К тому времени, когда Долорес перебралась из отеля к Кэрри Ричардс — а это случилось на следующий день, — она уже приняла решение добиться умственного, физического, эмоционального, морального, психологического, духовного, а также всякого иного превосходства над своей соседкой по квартире.
Глава VI
В июне время текло для Евы медленно. Она получила новое имя — Ева Парадайз, она вступала в новую жизнь, бурля энергией и надеждами.
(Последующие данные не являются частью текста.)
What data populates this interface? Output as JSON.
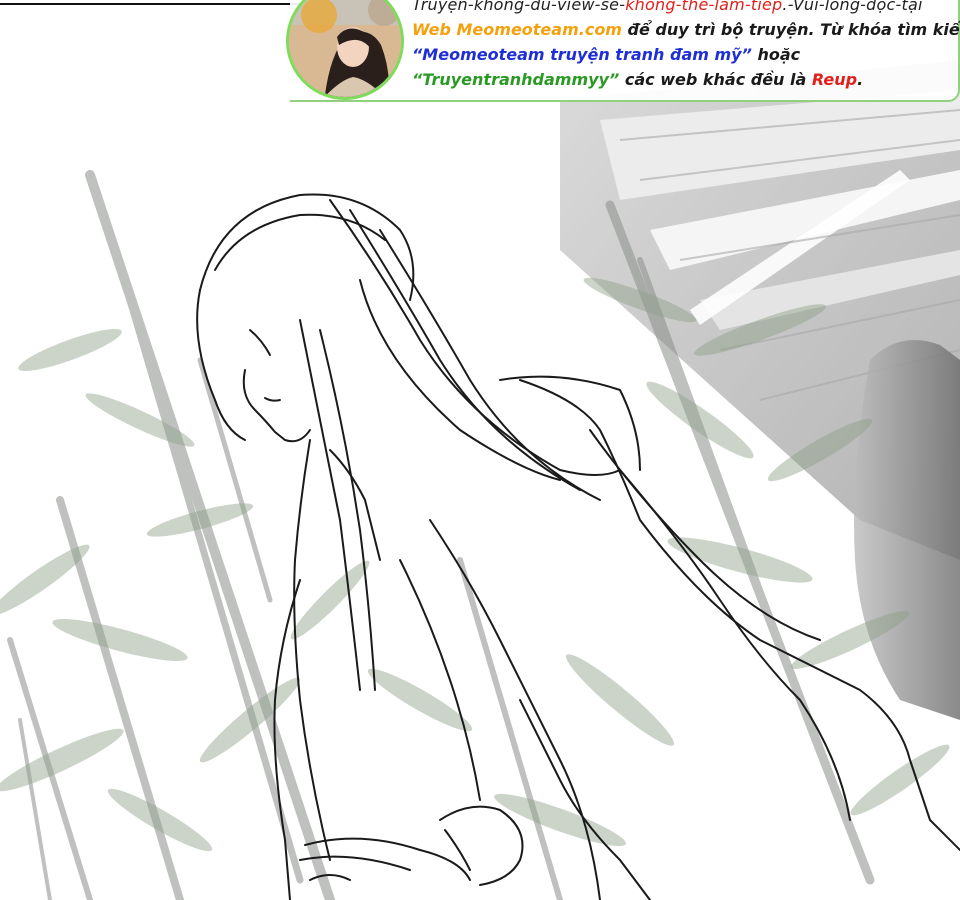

Даже во время школьных занятий она выкроила себе субботу и поехала на пробы. Вооруженная двумя чемоданами тряпок Ева электричкой добралась до города, взяла такси, на котором и явилась в довольно обшарпанное ателье в районе восточных Тридцатых улиц.
Молодой фотограф ждал ее. На столике неподалеку от камер закипал кофе, на стерео проигрывателе стояла пластинка битлов. Ева радостно пробралась сквозь лабиринт коробок, стопок книг, проводов и каталожных ящиков, обошла кошачье семейство и вылезла на расчищенное пространство у камеры на треножнике, где был уже установлен свет.
Напуганная, но довольная, она подчинилась всем указаниям молодого фотографа и возвратилась на Флорал-парк с твердым намерением сесть на строгую диету и сбросить еще десять фунтов.
Распростившись со школой, Ева стала бегать по адресам, полученным от Чарлин: к фотографам, которые готовы бесплатно делать пробы, а также по издательствам каталогов, где она должна была представиться и предложить свои услуги. Чарлин говорила ей, что новеньким иногда везет и им могут дать работу даже и без альбома.
Сейчас Ева с бьющимся сердцем переступала порог фирмы под названием «Фэрроу и Тюдор, каталоги».
Мег Тюдор и Джек Фэрроу сидели рядышком за столом, заваленным бумагами и фотографиями. Груда композитов, четыре телефона, на стенах фотореклама и реклама самого агентства.